Most domestic dairy companies put up prices last week, ranging from five to 20 percent. This was mainly in the low-end milk market.
Milk profits are usually thin and are sensitive to price volatility. The price of premium products and milk powders are largely unaffected as high profit margins are able to absorb rising costs.
Analysts have ruled out any price-fixing by major diary companies and instead blame an ongoing shift involving individual raw milk suppliers.
Up until now, domestic dairy companies source most of their raw milk from individual dairy farms. This exposes companies to volatility in supply markets.
The upward pressure on retail prices has not shown any signs of weakening since it begun to increase in July. Statistics from China's Ministry of Agriculture showed that the average price of raw milk has risen for 14 straight months to reach 3.96 yuan per kg in November, up 18.9 percent from the same period a year ago.
Dairy producers told Xinhua that the price of raw milk has shot up to the 4-5 yuan range.
"From a cost perspective, raw milk at 4 yuan is reasonable, but now it's up to five or even six, and that's out of control," said Yao Haitao, vice president of Inner Mongolia-based Mengniu, China's largest dairy producer.
Yu Guangjun, head of the economic institute of Inner Mongolia Academy of Social Sciences, said the recent price hike marks a hiatus from price wars in the past, when dairy producers competed for market share by cutting retail prices.
Yu said the practice hurt dairy farmers. Some sought to reduce production costs by adding additives to milk to boost protein readings.
Such practice led to the milk powder scandal in 2008, when melamine-tainted infant formula powder killed six infants and sickened thousands of others. It also brought down one of China's largest dairy companies Sanlu.
But the current price hike does not benefit milk farmers either, as a premium goes to intermediary milk farms. They source raw milk from farmers and resell it to dairy companies.
According to Yuan Yunsheng, secretary general of the Hebei Dairy Association, these intermediary farms have made a fortune.
Most of the farms have signed contracts with dairy companies as their suppliers, but in the face of runaway milk prices, farms do not honor their contracts and companies also scoop supply originally designated for others.
"Forget about contracts, forget about taking what's not yours, whoever offers the highest price gets the milk," said a milk farm manager in Inner Mongolia.
In the wake of the 2008 milk scandal, authorities encouraged companies to build their own supply base to better monitor the quality of raw milk. Yet without sufficient funding and land, the country's goal to supply 70 percent of milk from farms operated by companies by the end of 2011 did not materialize. The rate is less than 40 percent.

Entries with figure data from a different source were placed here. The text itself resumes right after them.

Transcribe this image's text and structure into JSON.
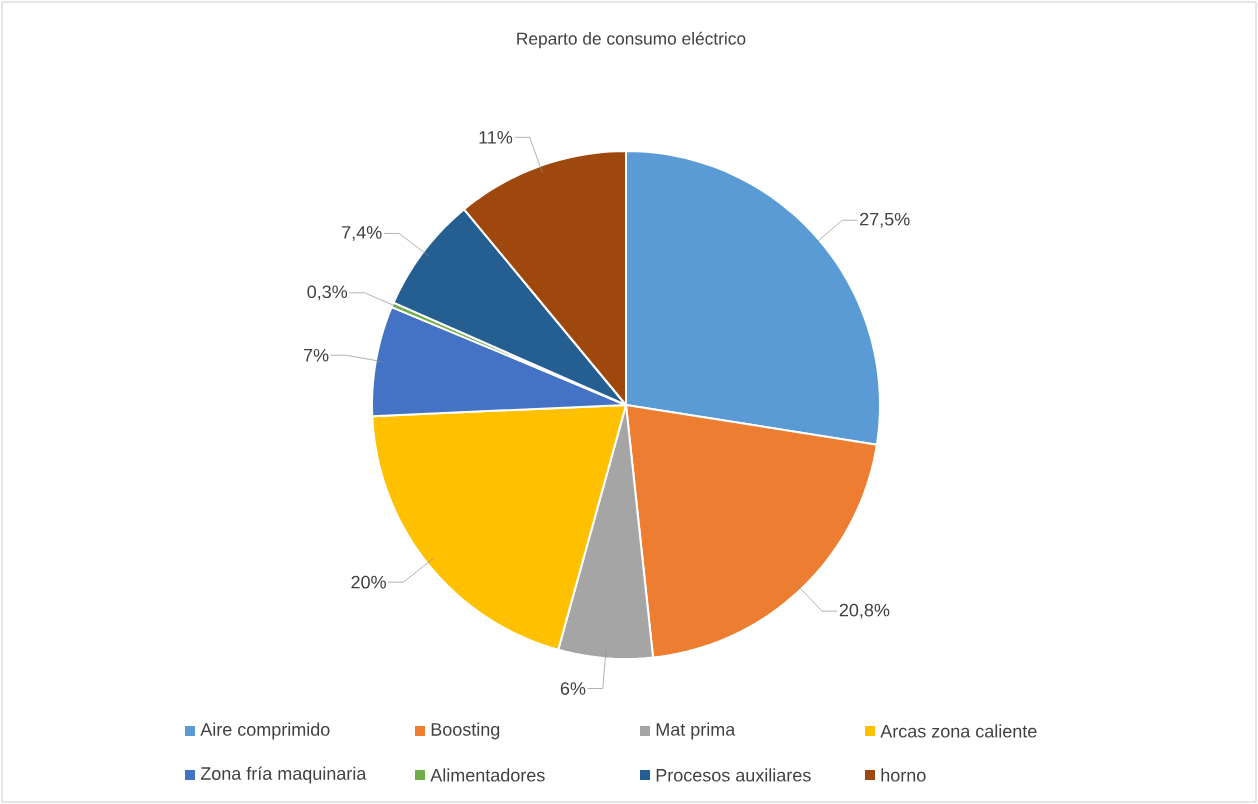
{
  "chart_data": {
    "type": "pie",
    "title": "Reparto de consumo eléctrico",
    "categories": [
      "Aire comprimido",
      "Boosting",
      "Mat prima",
      "Arcas zona caliente",
      "Zona fría maquinaria",
      "Alimentadores",
      "Procesos auxiliares",
      "horno"
    ],
    "values": [
      27.5,
      20.8,
      6,
      20,
      7,
      0.3,
      7.4,
      11
    ],
    "colors": [
      "#5b9bd5",
      "#ed7d31",
      "#a5a5a5",
      "#ffc000",
      "#4472c4",
      "#70ad47",
      "#255e91",
      "#9e480e"
    ],
    "value_labels": [
      "27,5%",
      "20,8%",
      "6%",
      "20%",
      "7%",
      "0,3%",
      "7,4%",
      "11%"
    ],
    "legend": "bottom"
  }
}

While large-scale proprietary farms are yet to become major suppliers of raw milk, domestic dairy producers are quickly losing their individual milk farmers, whose number has declined by 600,000 from 2008 to 2012 and is expected to lose another 10 to 20 percent this year.

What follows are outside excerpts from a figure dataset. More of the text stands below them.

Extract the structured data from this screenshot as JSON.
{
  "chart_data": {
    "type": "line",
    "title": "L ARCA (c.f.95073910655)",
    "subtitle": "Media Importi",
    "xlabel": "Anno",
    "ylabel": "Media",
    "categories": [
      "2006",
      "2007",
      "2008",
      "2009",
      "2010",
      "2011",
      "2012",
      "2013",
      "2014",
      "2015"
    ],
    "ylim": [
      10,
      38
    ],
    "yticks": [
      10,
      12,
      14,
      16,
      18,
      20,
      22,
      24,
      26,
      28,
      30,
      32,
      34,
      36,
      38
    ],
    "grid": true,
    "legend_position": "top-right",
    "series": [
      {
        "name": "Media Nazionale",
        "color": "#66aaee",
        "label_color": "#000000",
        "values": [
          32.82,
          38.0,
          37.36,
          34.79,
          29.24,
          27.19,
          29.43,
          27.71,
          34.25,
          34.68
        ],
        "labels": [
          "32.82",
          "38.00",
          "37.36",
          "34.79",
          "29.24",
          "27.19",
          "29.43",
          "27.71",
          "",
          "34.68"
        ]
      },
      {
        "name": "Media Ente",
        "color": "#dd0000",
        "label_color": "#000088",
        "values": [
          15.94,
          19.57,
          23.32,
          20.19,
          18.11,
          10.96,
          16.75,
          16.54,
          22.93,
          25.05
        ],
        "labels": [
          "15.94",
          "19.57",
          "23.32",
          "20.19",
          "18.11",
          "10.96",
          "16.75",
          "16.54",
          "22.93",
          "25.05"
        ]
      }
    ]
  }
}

This is largely due to a sector-wide reshuffle carried out after the scandal with an aim to weed out unqualified individual dairy farmers.
The move has created a shortfall of 4 million tons of raw milk supply, or half of the domestic dairy production capacity, according to Song Liang, senior analyst with the Distribution Productivity Promotion Center of China Commerce, a Beijing-based think tank.
"Individual milk farmers will continue to be a major supplier for dairy producers for a long time, so protecting their interests and giving them more incentives to encourage dairy cow rearing is the key to ease the current tight supply," said Huugjilt, secretary general of Dairy Association of Inner Mongolia.
To truly transform the country's dairy industry, companies should grant equal attention to building their own supply base as they do to production, according to Gu Jicheng, secretary general of the Dairy Association of China.